Sunday, May 26, 2013

Trail of Techs

Technologies I've Known

I'm not sure what provoked the idea, but some reflection of mine on a long gone technology inspired me to make a word cloud from the technologies I've wrestled with in my time.

Some readers here may have become familiar with Wordle  (http://www.wordle.net/) as a handy online tool to create word clouds from source material you supply.  It seemed a perfect tool to visualize this set of operating systems, programming languages, and communication protocols.

The job of creating the word could was easy. A quick list of the names typed into a Google Doc gave me the source material.

A visit to the Wordle website allowed me to paste the words in and experiment with layout for a bit until I had the look and distribution I wanted.

Where I find this particularly interesting is when the process creates the word cloud from a substantial body of work. The primary concepts begin to emerge visually and the tone of the work can be seen a little as well.

Since this was a simple list and the frequency of the words' appearance could not be used to emphasize the important ones, I had to use an advanced feature of the tool at Wordle.

This one allowed me to supply a weighted list of words and phrases and using that it would generate the image.  A little bit of experimentation here with the weights and layout -- and a picture finally emerged that in my opinion, effectively depicts and emphasizes the technologies that have required my attention.

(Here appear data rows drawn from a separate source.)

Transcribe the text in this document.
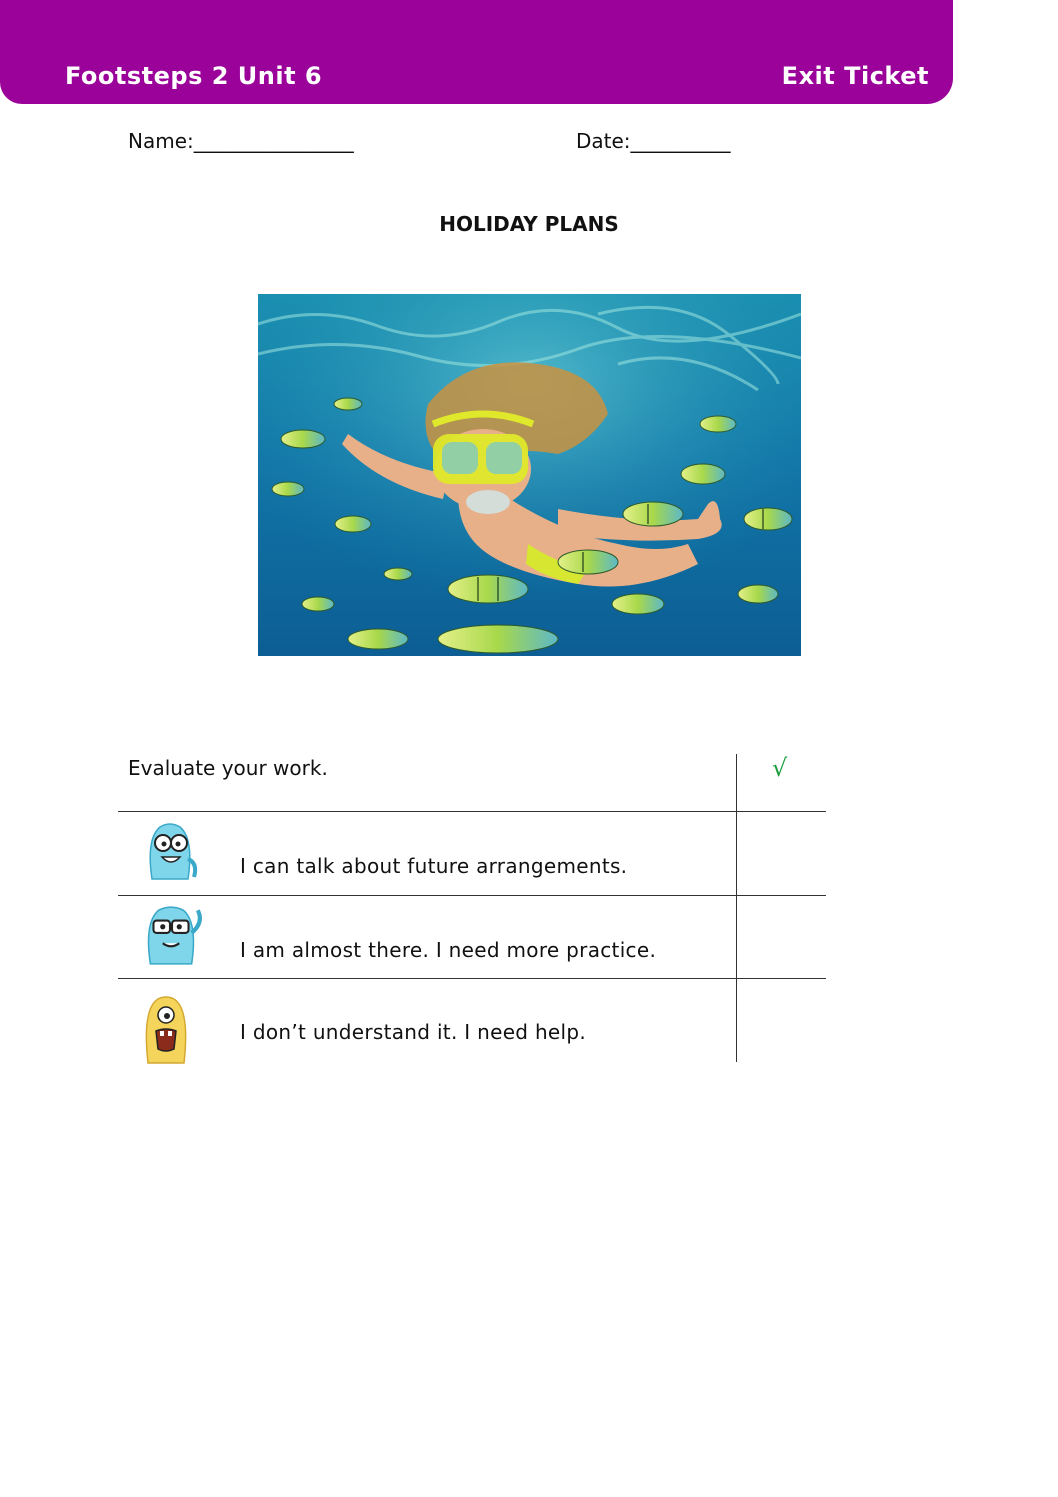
Footsteps 2 Unit 6	Exit Ticket
Name:________________	Date:__________
HOLIDAY PLANS
Evaluate your work.	√
I can talk about future arrangements.
I am almost there. I need more practice.
I don’t understand it. I need help.
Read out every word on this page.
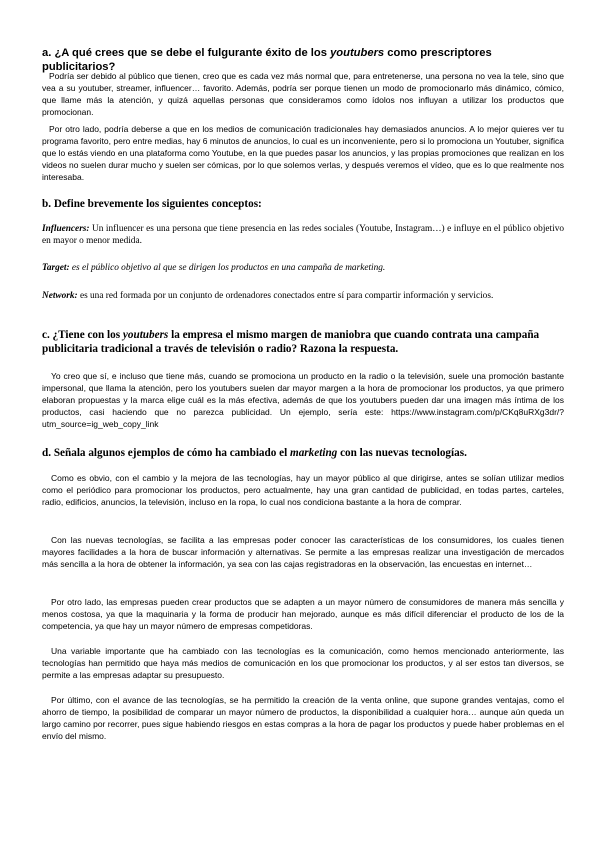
a. ¿A qué crees que se debe el fulgurante éxito de los youtubers como prescriptores publicitarios?

Podría ser debido al público que tienen, creo que es cada vez más normal que, para entretenerse, una persona no vea la tele, sino que vea a su youtuber, streamer, influencer… favorito. Además, podría ser porque tienen un modo de promocionarlo más dinámico, cómico, que llame más la atención, y quizá aquellas personas que consideramos como ídolos nos influyan a utilizar los productos que promocionan.

Por otro lado, podría deberse a que en los medios de comunicación tradicionales hay demasiados anuncios. A lo mejor quieres ver tu programa favorito, pero entre medias, hay 6 minutos de anuncios, lo cual es un inconveniente, pero si lo promociona un Youtuber, significa que lo estás viendo en una plataforma como Youtube, en la que puedes pasar los anuncios, y las propias promociones que realizan en los videos no suelen durar mucho y suelen ser cómicas, por lo que solemos verlas, y después veremos el vídeo, que es lo que realmente nos interesaba.

b. Define brevemente los siguientes conceptos:

Influencers: Un influencer es una persona que tiene presencia en las redes sociales (Youtube, Instagram…) e influye en el público objetivo en mayor o menor medida.

Target: es el público objetivo al que se dirigen los productos en una campaña de marketing.

Network: es una red formada por un conjunto de ordenadores conectados entre sí para compartir información y servicios.

c. ¿Tiene con los youtubers la empresa el mismo margen de maniobra que cuando contrata una campaña publicitaria tradicional a través de televisión o radio? Razona la respuesta.

Yo creo que sí, e incluso que tiene más, cuando se promociona un producto en la radio o la televisión, suele una promoción bastante impersonal, que llama la atención, pero los youtubers suelen dar mayor margen a la hora de promocionar los productos, ya que primero elaboran propuestas y la marca elige cuál es la más efectiva, además de que los youtubers pueden dar una imagen más íntima de los productos, casi haciendo que no parezca publicidad. Un ejemplo, sería este: https://www.instagram.com/p/CKq8uRXg3dr/?utm_source=ig_web_copy_link

d. Señala algunos ejemplos de cómo ha cambiado el marketing con las nuevas tecnologías.

Como es obvio, con el cambio y la mejora de las tecnologías, hay un mayor público al que dirigirse, antes se solían utilizar medios como el periódico para promocionar los productos, pero actualmente, hay una gran cantidad de publicidad, en todas partes, carteles, radio, edificios, anuncios, la televisión, incluso en la ropa, lo cual nos condiciona bastante a la hora de comprar.

Con las nuevas tecnologías, se facilita a las empresas poder conocer las características de los consumidores, los cuales tienen mayores facilidades a la hora de buscar información y alternativas. Se permite a las empresas realizar una investigación de mercados más sencilla a la hora de obtener la información, ya sea con las cajas registradoras en la observación, las encuestas en internet…

Por otro lado, las empresas pueden crear productos que se adapten a un mayor número de consumidores de manera más sencilla y menos costosa, ya que la maquinaria y la forma de producir han mejorado, aunque es más difícil diferenciar el producto de los de la competencia, ya que hay un mayor número de empresas competidoras.

Una variable importante que ha cambiado con las tecnologías es la comunicación, como hemos mencionado anteriormente, las tecnologías han permitido que haya más medios de comunicación en los que promocionar los productos, y al ser estos tan diversos, se permite a las empresas adaptar su presupuesto.

Por último, con el avance de las tecnologías, se ha permitido la creación de la venta online, que supone grandes ventajas, como el ahorro de tiempo, la posibilidad de comparar un mayor número de productos, la disponibilidad a cualquier hora… aunque aún queda un largo camino por recorrer, pues sigue habiendo riesgos en estas compras a la hora de pagar los productos y puede haber problemas en el envío del mismo.
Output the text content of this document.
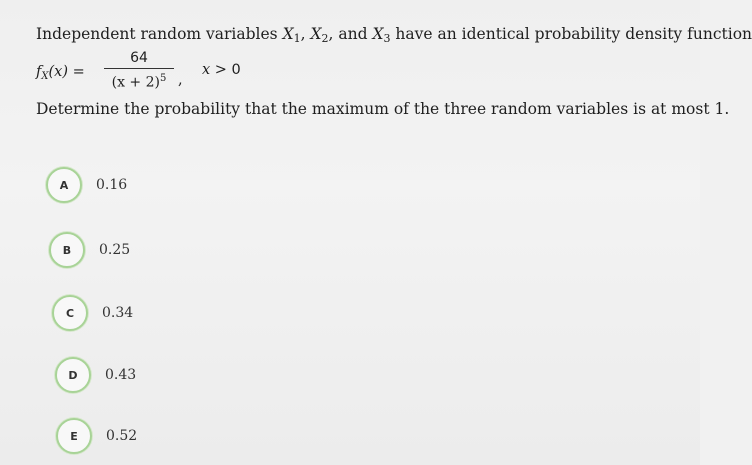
Independent random variables $X_1$, $X_2$, and $X_3$ have an identical probability density function
$f_X(x)$ =
64
$(x + 2)^5$ ,
x > 0
Determine the probability that the maximum of the three random variables is at most 1.
A	0.16
B	0.25
C	0.34
D	0.43
E	0.52
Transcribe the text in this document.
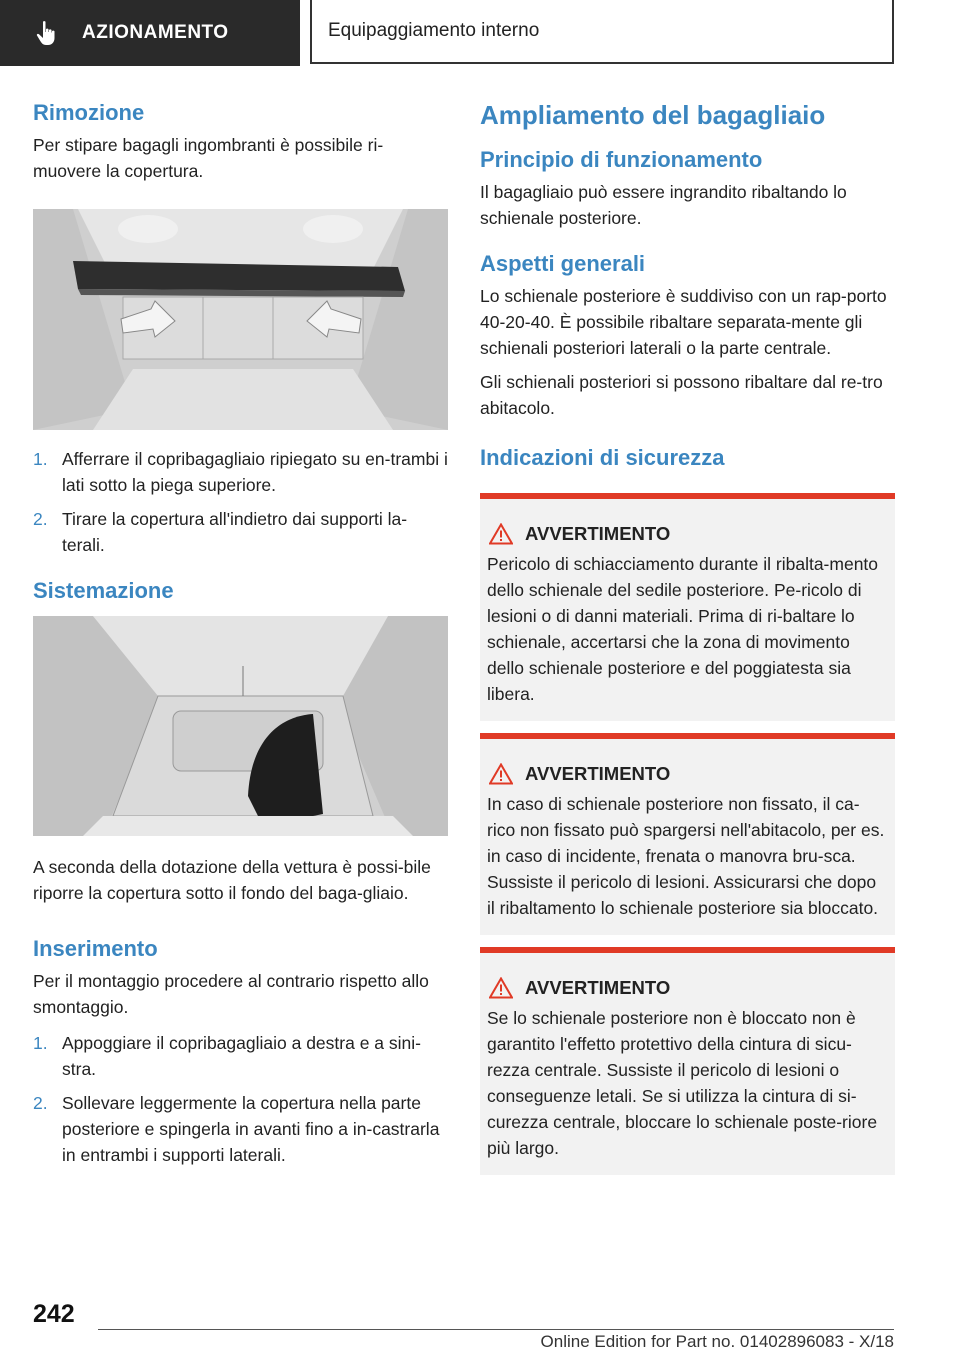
AZIONAMENTO	Equipaggiamento interno
Rimozione

Per stipare bagagli ingombranti è possibile ri-muovere la copertura.

1. Afferrare il copribagagliaio ripiegato su en-trambi i lati sotto la piega superiore.
2. Tirare la copertura all'indietro dai supporti la-terali.
Sistemazione

A seconda della dotazione della vettura è possi-bile riporre la copertura sotto il fondo del baga-gliaio.

Inserimento

Per il montaggio procedere al contrario rispetto allo smontaggio.

1. Appoggiare il copribagagliaio a destra e a sini-stra.
2. Sollevare leggermente la copertura nella parte posteriore e spingerla in avanti fino a in-castrarla in entrambi i supporti laterali.
Ampliamento del bagagliaio
Principio di funzionamento

Il bagagliaio può essere ingrandito ribaltando lo schienale posteriore.

Aspetti generali

Lo schienale posteriore è suddiviso con un rap-porto 40-20-40. È possibile ribaltare separata-mente gli schienali posteriori laterali o la parte centrale.

Gli schienali posteriori si possono ribaltare dal re-tro abitacolo.

Indicazioni di sicurezza
AVVERTIMENTO

Pericolo di schiacciamento durante il ribalta-mento dello schienale del sedile posteriore. Pe-ricolo di lesioni o di danni materiali. Prima di ri-baltare lo schienale, accertarsi che la zona di movimento dello schienale posteriore e del poggiatesta sia libera.

AVVERTIMENTO

In caso di schienale posteriore non fissato, il ca-rico non fissato può spargersi nell'abitacolo, per es. in caso di incidente, frenata o manovra bru-sca. Sussiste il pericolo di lesioni. Assicurarsi che dopo il ribaltamento lo schienale posteriore sia bloccato.

AVVERTIMENTO

Se lo schienale posteriore non è bloccato non è garantito l'effetto protettivo della cintura di sicu-rezza centrale. Sussiste il pericolo di lesioni o conseguenze letali. Se si utilizza la cintura di si-curezza centrale, bloccare lo schienale poste-riore più largo.

242
Online Edition for Part no. 01402896083 - X/18
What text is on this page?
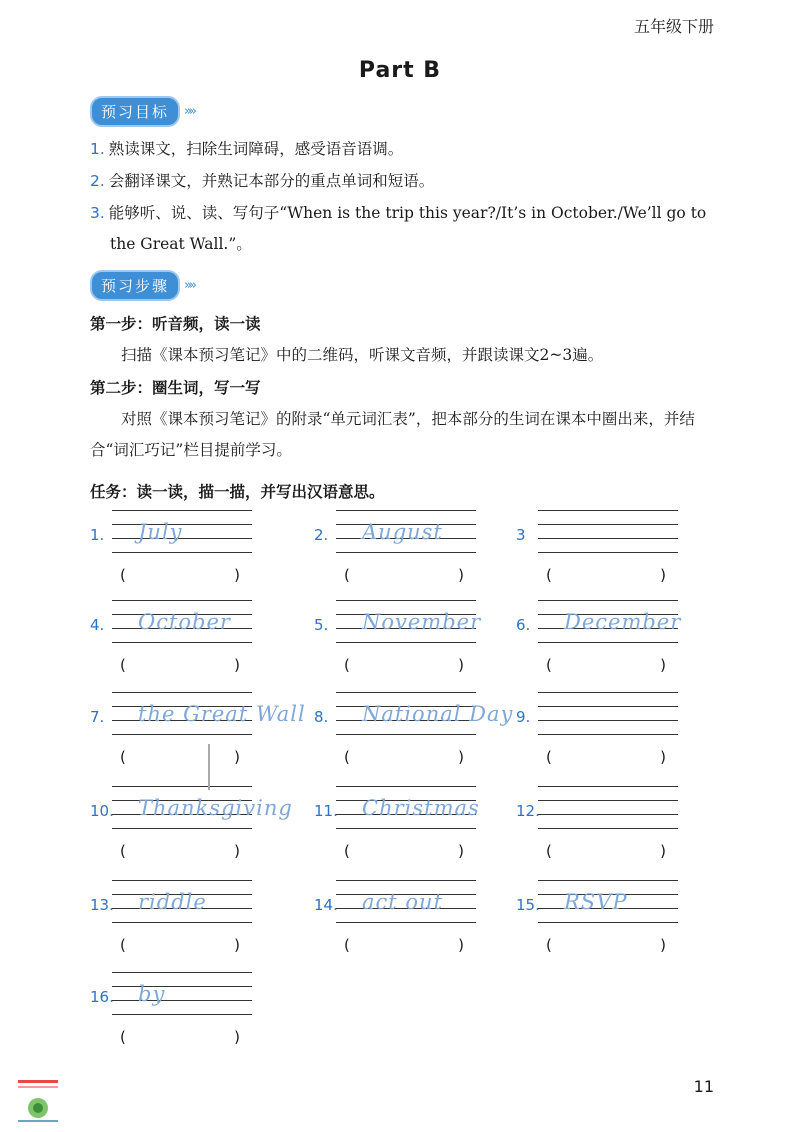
五年级下册
Part B
预习目标	»»
1. 熟读课文，扫除生词障碍，感受语音语调。
2. 会翻译课文，并熟记本部分的重点单词和短语。
3. 能够听、说、读、写句子“When is the trip this year?/It’s in October./We’ll go to
the Great Wall.”。
预习步骤	»»
第一步：听音频，读一读
扫描《课本预习笔记》中的二维码，听课文音频，并跟读课文2~3遍。
第二步：圈生词，写一写
对照《课本预习笔记》的附录“单元词汇表”，把本部分的生词在课本中圈出来，并结合“词汇巧记”栏目提前学习。
任务：读一读，描一描，并写出汉语意思。
1. July
(	)
2. August
(	)
3
(	)
4. October
(	)
5. November
(	)
6. December
(	)
7. the Great Wall
(	)
8. National Day
(	)
9.
(	)
10. Thanksgiving
(	)
11. Christmas
(	)
12.
(	)
13. riddle
(	)
14. act out
(	)
15. RSVP
(	)
16. by
(	)
11
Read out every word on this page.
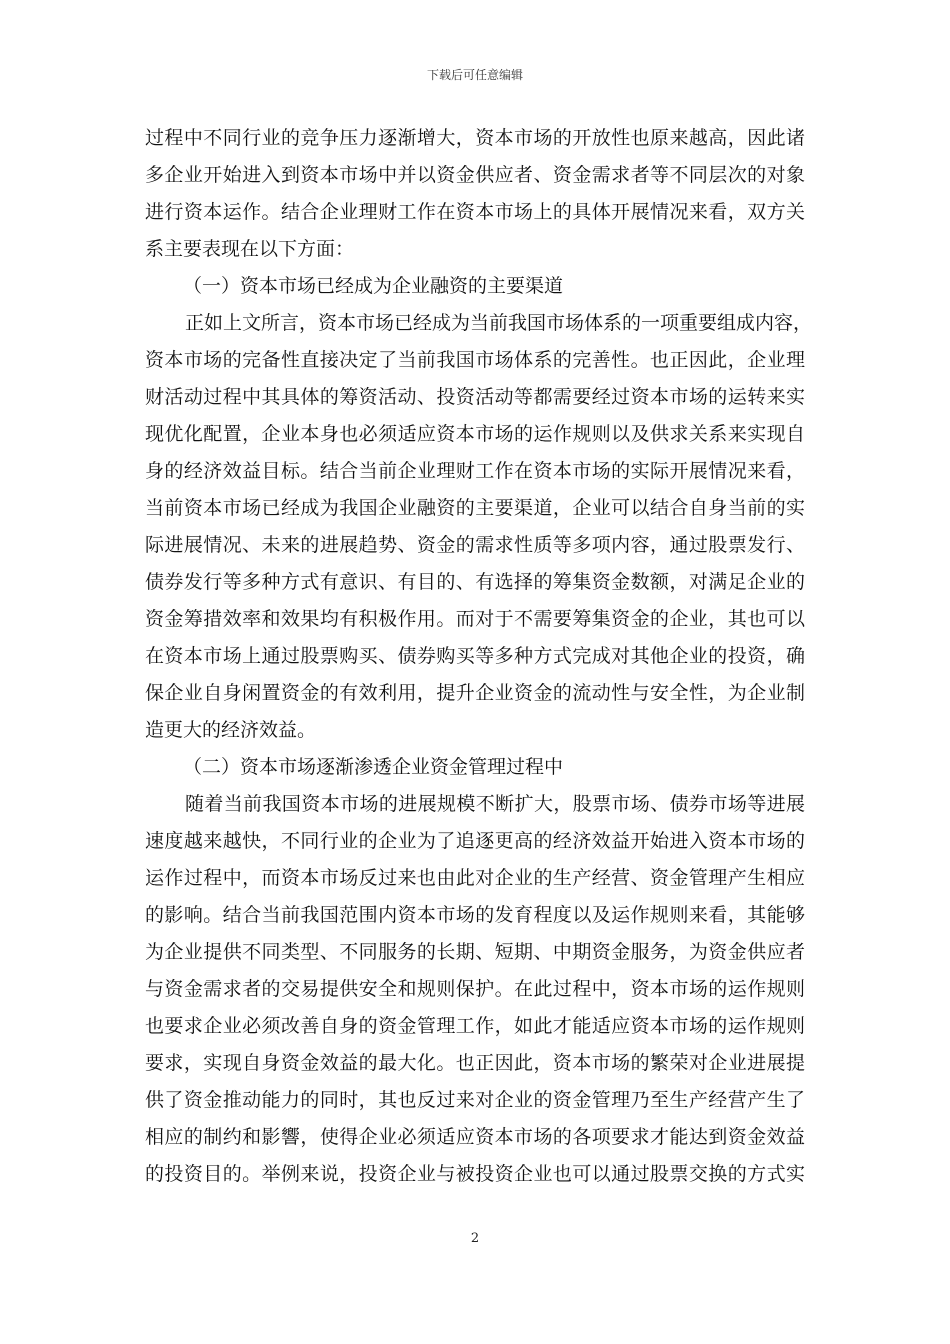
下载后可任意编辑
过程中不同行业的竞争压力逐渐增大，资本市场的开放性也原来越高，因此诸
多企业开始进入到资本市场中并以资金供应者、资金需求者等不同层次的对象
进行资本运作。结合企业理财工作在资本市场上的具体开展情况来看，双方关
系主要表现在以下方面：
（一）资本市场已经成为企业融资的主要渠道
正如上文所言，资本市场已经成为当前我国市场体系的一项重要组成内容，
资本市场的完备性直接决定了当前我国市场体系的完善性。也正因此，企业理
财活动过程中其具体的筹资活动、投资活动等都需要经过资本市场的运转来实
现优化配置，企业本身也必须适应资本市场的运作规则以及供求关系来实现自
身的经济效益目标。结合当前企业理财工作在资本市场的实际开展情况来看，
当前资本市场已经成为我国企业融资的主要渠道，企业可以结合自身当前的实
际进展情况、未来的进展趋势、资金的需求性质等多项内容，通过股票发行、
债券发行等多种方式有意识、有目的、有选择的筹集资金数额，对满足企业的
资金筹措效率和效果均有积极作用。而对于不需要筹集资金的企业，其也可以
在资本市场上通过股票购买、债券购买等多种方式完成对其他企业的投资，确
保企业自身闲置资金的有效利用，提升企业资金的流动性与安全性，为企业制
造更大的经济效益。
（二）资本市场逐渐渗透企业资金管理过程中
随着当前我国资本市场的进展规模不断扩大，股票市场、债券市场等进展
速度越来越快，不同行业的企业为了追逐更高的经济效益开始进入资本市场的
运作过程中，而资本市场反过来也由此对企业的生产经营、资金管理产生相应
的影响。结合当前我国范围内资本市场的发育程度以及运作规则来看，其能够
为企业提供不同类型、不同服务的长期、短期、中期资金服务，为资金供应者
与资金需求者的交易提供安全和规则保护。在此过程中，资本市场的运作规则
也要求企业必须改善自身的资金管理工作，如此才能适应资本市场的运作规则
要求，实现自身资金效益的最大化。也正因此，资本市场的繁荣对企业进展提
供了资金推动能力的同时，其也反过来对企业的资金管理乃至生产经营产生了
相应的制约和影響，使得企业必须适应资本市场的各项要求才能达到资金效益
的投资目的。举例来说，投资企业与被投资企业也可以通过股票交换的方式实
2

The fun part about this was admiring the final result.  As my eyes wander over it, I am reminded of the quirks and crannies that I've had to discover and adapt to.  I have to confess that a tear comes to my eye when I think back fondly to the rock-solid sturdiness of SCO Unix. It was rock solid that is, if you could somehow live through the installation process from 42 floppy disks and the complex partitioning of your hard drives as you did the installation. There was always the fear that disk #39 would be bad.

I love thinking back to the wild-west chaos of Perl programming syntax where everyone was free to write the program in a completely different way and in a completely different style. And Everyone did! So almost every feature addition or bug fix by a new programmer required that "the whole thing had to be rewritten from scratch."

I remember defending the hermetically sealed isolation between Java programmers and their beloved pointers. And promising that program startup time was not consistent with runtime performance, so it would be okay to write server code with it, maybe even more than user facing code.

I remember arguing with Solaris kernel engineers about the pros and cons to various memory segmentation strategies. And marveling at the elegance of a new filesystem design that seemed capable of lasting through a virtually infinite number of iterations through Moore's Law.

I remember scoffing at the simplicity of HTML and then learning that being simple doesn't mean being easy, and realizing that I'd have to internalize many of the fundamentals (and quirks) of this markup language simply in order to get my job done.

There are dozens of other memories that come back as I look at the trail. I hope that as you gaze upon the odd path through the technologies of the past couple of decades, you'll find your own memories of that time come to light. It's been quite a ride so far, hasn't it?

If you feel inspired to make your own technology Wordle, be sure and drop back in to let us know where to see it.